The Texas Historical Commission serves as a repository for a wide array of mitigation. These materials are produced when a federally funded project negatively impacts historic resources and can include photographic and written documentation, architectural drawings, context studies, and interpretive material. This material can be of great value to researchers and the public. In an effort to make the mitigation in the Texas Historical Commission's files more accessible, we are adding scans of our files to this page. This project remains a work in progress, and the available files are not comprehensive. Please check back for updates, or contact us for more information on our files. See below for more information on why mitigation is produced and to see some mitigation highlights from past projects.

Mitigation Materials in Texas Historical Commission Files

Visit our Historic Bridges pages for information produced in partnership with the Texas Department of Transportation and as a result of mitigation for loss of historic bridges.

Why Mitigation is Produced

Under Section 106 of the National Historic Preservation Act, federal agencies must consider the effects of their projects on historic properties. For projects that will have an adverse effect on one or more historic properties, the agency must develop and evaluate alternatives that would avoid, minimize, or mitigate the effect. See the Section 106 Review Process for more information.

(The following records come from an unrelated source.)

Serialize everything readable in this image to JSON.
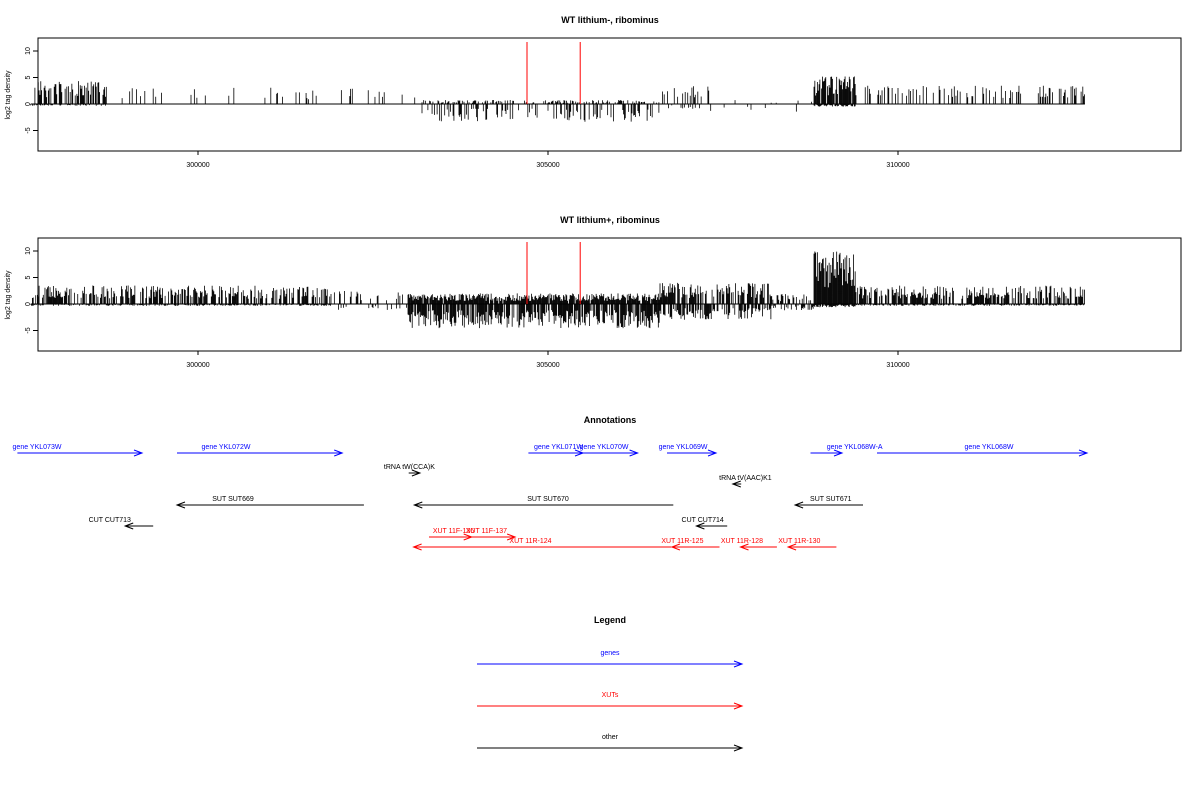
{
  "colors": {
    "genes": "#0000ff",
    "xuts": "#ff0000",
    "other": "#000000",
    "marker": "#ff0000"
  },
  "chart_data": [
    {
      "type": "bar",
      "title": "WT lithium-, ribominus",
      "ylabel": "log2 tag density",
      "xlim": [
        297600,
        312600
      ],
      "ylim": [
        -9,
        12
      ],
      "yticks": [
        -5,
        0,
        5,
        10
      ],
      "xticks": [
        300000,
        305000,
        310000
      ],
      "xtick_labels": [
        "300000",
        "305000",
        "310000"
      ],
      "markers": [
        304700,
        305460
      ],
      "data_range": [
        297610,
        312670
      ],
      "regions": [
        {
          "from": 297610,
          "to": 298700,
          "density": 0.55,
          "pos": 3.5,
          "neg": 0.3
        },
        {
          "from": 298700,
          "to": 302700,
          "density": 0.08,
          "pos": 2.5,
          "neg": 0.1
        },
        {
          "from": 302700,
          "to": 303200,
          "density": 0.02,
          "pos": 1.5,
          "neg": 0.3
        },
        {
          "from": 303200,
          "to": 306600,
          "density": 0.35,
          "pos": 0.6,
          "neg": 2.8
        },
        {
          "from": 306600,
          "to": 307300,
          "density": 0.25,
          "pos": 3.0,
          "neg": 0.8
        },
        {
          "from": 307300,
          "to": 308800,
          "density": 0.04,
          "pos": 0.6,
          "neg": 1.5
        },
        {
          "from": 308800,
          "to": 309400,
          "density": 0.9,
          "pos": 4.2,
          "neg": 0.4
        },
        {
          "from": 309400,
          "to": 312670,
          "density": 0.35,
          "pos": 2.8,
          "neg": 0.1
        }
      ]
    },
    {
      "type": "bar",
      "title": "WT lithium+, ribominus",
      "ylabel": "log2 tag density",
      "xlim": [
        297600,
        312600
      ],
      "ylim": [
        -9,
        12
      ],
      "yticks": [
        -5,
        0,
        5,
        10
      ],
      "xticks": [
        300000,
        305000,
        310000
      ],
      "xtick_labels": [
        "300000",
        "305000",
        "310000"
      ],
      "markers": [
        304700,
        305460
      ],
      "data_range": [
        297610,
        312670
      ],
      "regions": [
        {
          "from": 297610,
          "to": 301900,
          "density": 0.6,
          "pos": 2.8,
          "neg": 0.3
        },
        {
          "from": 301900,
          "to": 303000,
          "density": 0.15,
          "pos": 2.0,
          "neg": 1.0
        },
        {
          "from": 303000,
          "to": 306600,
          "density": 0.95,
          "pos": 1.6,
          "neg": 3.8
        },
        {
          "from": 306600,
          "to": 308200,
          "density": 0.7,
          "pos": 3.2,
          "neg": 2.5
        },
        {
          "from": 308200,
          "to": 308800,
          "density": 0.3,
          "pos": 1.5,
          "neg": 1.0
        },
        {
          "from": 308800,
          "to": 309400,
          "density": 1.0,
          "pos": 8.0,
          "neg": 0.5
        },
        {
          "from": 309400,
          "to": 312670,
          "density": 0.65,
          "pos": 2.8,
          "neg": 0.3
        }
      ]
    }
  ],
  "annotations": {
    "title": "Annotations",
    "features": [
      {
        "label": "gene YKL073W",
        "type": "genes",
        "row": 0,
        "x1": 297420,
        "x2": 299200,
        "dir": "+",
        "label_x": 297700
      },
      {
        "label": "gene YKL072W",
        "type": "genes",
        "row": 0,
        "x1": 299700,
        "x2": 302060,
        "dir": "+",
        "label_x": 300400
      },
      {
        "label": "gene YKL071W",
        "type": "genes",
        "row": 0,
        "x1": 304720,
        "x2": 305500,
        "dir": "+",
        "label_x": 305150
      },
      {
        "label": "gene YKL070W",
        "type": "genes",
        "row": 0,
        "x1": 305500,
        "x2": 306280,
        "dir": "+",
        "label_x": 305800
      },
      {
        "label": "gene YKL069W",
        "type": "genes",
        "row": 0,
        "x1": 306700,
        "x2": 307400,
        "dir": "+",
        "label_x": 306930
      },
      {
        "label": "gene YKL068W-A",
        "type": "genes",
        "row": 0,
        "x1": 308750,
        "x2": 309200,
        "dir": "+",
        "label_x": 309380
      },
      {
        "label": "gene YKL068W",
        "type": "genes",
        "row": 0,
        "x1": 309700,
        "x2": 312700,
        "dir": "+",
        "label_x": 311300
      },
      {
        "label": "tRNA tW(CCA)K",
        "type": "other",
        "row": 1,
        "x1": 303010,
        "x2": 303170,
        "dir": "+",
        "label_x": 303020
      },
      {
        "label": "tRNA tV(AAC)K1",
        "type": "other",
        "row": 2,
        "x1": 307640,
        "x2": 307760,
        "dir": "-",
        "label_x": 307820
      },
      {
        "label": "SUT SUT669",
        "type": "other",
        "row": 3,
        "x1": 299700,
        "x2": 302370,
        "dir": "-",
        "label_x": 300500
      },
      {
        "label": "SUT SUT670",
        "type": "other",
        "row": 3,
        "x1": 303090,
        "x2": 306790,
        "dir": "-",
        "label_x": 305000
      },
      {
        "label": "SUT SUT671",
        "type": "other",
        "row": 3,
        "x1": 308530,
        "x2": 309500,
        "dir": "-",
        "label_x": 309040
      },
      {
        "label": "CUT CUT713",
        "type": "other",
        "row": 4,
        "x1": 298960,
        "x2": 299360,
        "dir": "-",
        "label_x": 298740
      },
      {
        "label": "CUT CUT714",
        "type": "other",
        "row": 4,
        "x1": 307120,
        "x2": 307560,
        "dir": "-",
        "label_x": 307210
      },
      {
        "label": "XUT 11F-136",
        "type": "xuts",
        "row": 5,
        "x1": 303300,
        "x2": 303910,
        "dir": "+",
        "label_x": 303650
      },
      {
        "label": "XUT 11F-137",
        "type": "xuts",
        "row": 5,
        "x1": 303910,
        "x2": 304530,
        "dir": "+",
        "label_x": 304120
      },
      {
        "label": "XUT 11R-124",
        "type": "xuts",
        "row": 6,
        "x1": 303080,
        "x2": 306760,
        "dir": "-",
        "label_x": 304750
      },
      {
        "label": "XUT 11R-125",
        "type": "xuts",
        "row": 6,
        "x1": 306770,
        "x2": 307450,
        "dir": "-",
        "label_x": 306920
      },
      {
        "label": "XUT 11R-128",
        "type": "xuts",
        "row": 6,
        "x1": 307750,
        "x2": 308270,
        "dir": "-",
        "label_x": 307770
      },
      {
        "label": "XUT 11R-130",
        "type": "xuts",
        "row": 6,
        "x1": 308430,
        "x2": 309120,
        "dir": "-",
        "label_x": 308590
      }
    ]
  },
  "legend": {
    "title": "Legend",
    "items": [
      {
        "label": "genes",
        "type": "genes"
      },
      {
        "label": "XUTs",
        "type": "xuts"
      },
      {
        "label": "other",
        "type": "other"
      }
    ]
  }
}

While avoiding an adverse effect is the ideal outcome, in some cases this is not possible or it is simply not the outcome chose by the federal agency responsible for the project. While Section 106 review cannot require a preservation-oriented outcome, mitigation ensures that there is some local benefit despite loss or damage to a historic property. Mitigation often consists of documentation of a property that will be demolished to Historic American Buildings Survey, Historic American Engineering Record, or Historic American Landscapes Survey standards. It may also include preparation of a National Register of Historic Places nomination, a historic context, oral histories, or interpretive materials such as a marker or sign, brochure, or website. Mitigation may also be given to a local repository or added to the Library of Congress collection. Links to the Library of Congress collection are included in the chart above, where applicable.